Anyway I have some news about my profiling with the intel xe 2015 (itac version 9.0.2.045). The program unexpectedly finished and in the error log there was a problem with the data flush into the /tmp folder that has not enough space.
So I ran again the job setting the variable VT_FLUSH_PREFIX as a directory (shared by all nodes) where there is enough space. Unfortunately in this case the job finished, but the stf has not been created and at the end of the error log there is the following lines:
 Intel(R) Trace Collector INFO: 61.50MB trace data in RAM + 34442.81MB trace data flushed = 34504.31MB total
 Intel(R) Trace Collector INFO: 52.19MB trace data in RAM + 25951.06MB trace data flushed = 26003.25MB total
 Intel(R) Trace Collector INFO: 32.69MB trace data in RAM + 34471.62MB trace data flushed = 34504.31MB total
 Intel(R) Trace Collector INFO: 34.81MB trace data in RAM + 34469.50MB trace data flushed = 34504.31MB total
 Intel(R) Trace Collector INFO: 16.06MB trace data in RAM + 24987.06MB trace data flushed = 25003.12MB total
 Intel(R) Trace Collector INFO: 28.94MB trace data in RAM + 34475.38MB trace data flushed = 34504.31MB total
 Intel(R) Trace Collector INFO: 54.25MB trace data in RAM + 25949.00MB trace data flushed = 26003.25MB total
 Intel(R) Trace Collector INFO: 33.44MB trace data in RAM + 34470.88MB trace data flushed = 34504.31MB total
 Intel(R) Trace Collector INFO: Writing tracefile test.mpi.stf in [path of test.mpi]
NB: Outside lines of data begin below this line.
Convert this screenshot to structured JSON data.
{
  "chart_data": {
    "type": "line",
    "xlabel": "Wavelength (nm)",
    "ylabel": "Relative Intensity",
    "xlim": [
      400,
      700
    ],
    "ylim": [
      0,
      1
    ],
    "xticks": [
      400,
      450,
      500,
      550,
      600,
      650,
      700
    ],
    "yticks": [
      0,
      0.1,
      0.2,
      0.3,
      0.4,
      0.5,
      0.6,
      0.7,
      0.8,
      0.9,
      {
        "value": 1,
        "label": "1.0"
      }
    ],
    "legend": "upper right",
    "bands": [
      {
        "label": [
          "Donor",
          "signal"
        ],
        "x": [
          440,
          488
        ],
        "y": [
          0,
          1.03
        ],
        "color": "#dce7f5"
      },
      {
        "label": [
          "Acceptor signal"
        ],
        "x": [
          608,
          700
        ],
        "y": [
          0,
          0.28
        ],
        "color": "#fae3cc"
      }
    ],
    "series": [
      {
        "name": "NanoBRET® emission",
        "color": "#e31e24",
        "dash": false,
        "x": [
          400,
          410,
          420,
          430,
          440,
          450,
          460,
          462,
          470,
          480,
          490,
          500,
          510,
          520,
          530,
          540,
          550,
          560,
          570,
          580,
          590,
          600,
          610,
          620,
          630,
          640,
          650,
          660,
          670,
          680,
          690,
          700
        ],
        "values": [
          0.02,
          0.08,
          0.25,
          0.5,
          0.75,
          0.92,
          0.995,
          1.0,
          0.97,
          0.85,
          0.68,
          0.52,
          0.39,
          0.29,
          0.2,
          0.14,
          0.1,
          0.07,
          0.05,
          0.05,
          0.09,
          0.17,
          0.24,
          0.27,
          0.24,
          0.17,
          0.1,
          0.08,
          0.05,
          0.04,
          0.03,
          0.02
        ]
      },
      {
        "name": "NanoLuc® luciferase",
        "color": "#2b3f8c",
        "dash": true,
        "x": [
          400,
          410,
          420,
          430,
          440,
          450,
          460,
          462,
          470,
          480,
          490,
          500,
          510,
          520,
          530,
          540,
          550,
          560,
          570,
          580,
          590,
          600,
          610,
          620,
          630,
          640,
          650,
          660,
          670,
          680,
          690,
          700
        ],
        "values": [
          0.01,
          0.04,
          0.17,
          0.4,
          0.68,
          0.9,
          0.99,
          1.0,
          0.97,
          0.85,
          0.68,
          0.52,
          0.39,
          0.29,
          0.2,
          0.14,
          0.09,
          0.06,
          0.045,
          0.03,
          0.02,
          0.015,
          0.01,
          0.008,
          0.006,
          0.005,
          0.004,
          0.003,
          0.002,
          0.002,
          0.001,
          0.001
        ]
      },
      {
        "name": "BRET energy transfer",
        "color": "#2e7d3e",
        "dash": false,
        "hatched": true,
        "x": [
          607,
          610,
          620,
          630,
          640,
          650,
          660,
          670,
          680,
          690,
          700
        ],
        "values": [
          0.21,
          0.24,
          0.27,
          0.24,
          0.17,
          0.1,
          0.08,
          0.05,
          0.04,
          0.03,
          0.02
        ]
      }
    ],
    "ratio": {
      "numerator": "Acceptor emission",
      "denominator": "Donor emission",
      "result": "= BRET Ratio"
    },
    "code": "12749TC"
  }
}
node008.15576Exhausted 1048576 MQ irecv request descriptors, which usually indicates a user program error or insufficient request descriptors (PSM_MQ_RECVREQS_MAX=1048576
The strange thing is that if I check the directory that I set as VT_FLUSH_PREFIX it is empty (it was empty also during the job) whereas the data flushed seems to be many GB.
Do you have any suggestion?
 Intel(R) Trace Collector INFO: Writing tracefile test.mpi.stf
This starts after MPI_Finalize() is called. If your program exits after that immediately file may not be written.
Atleast I found this is a problem in my case for small program.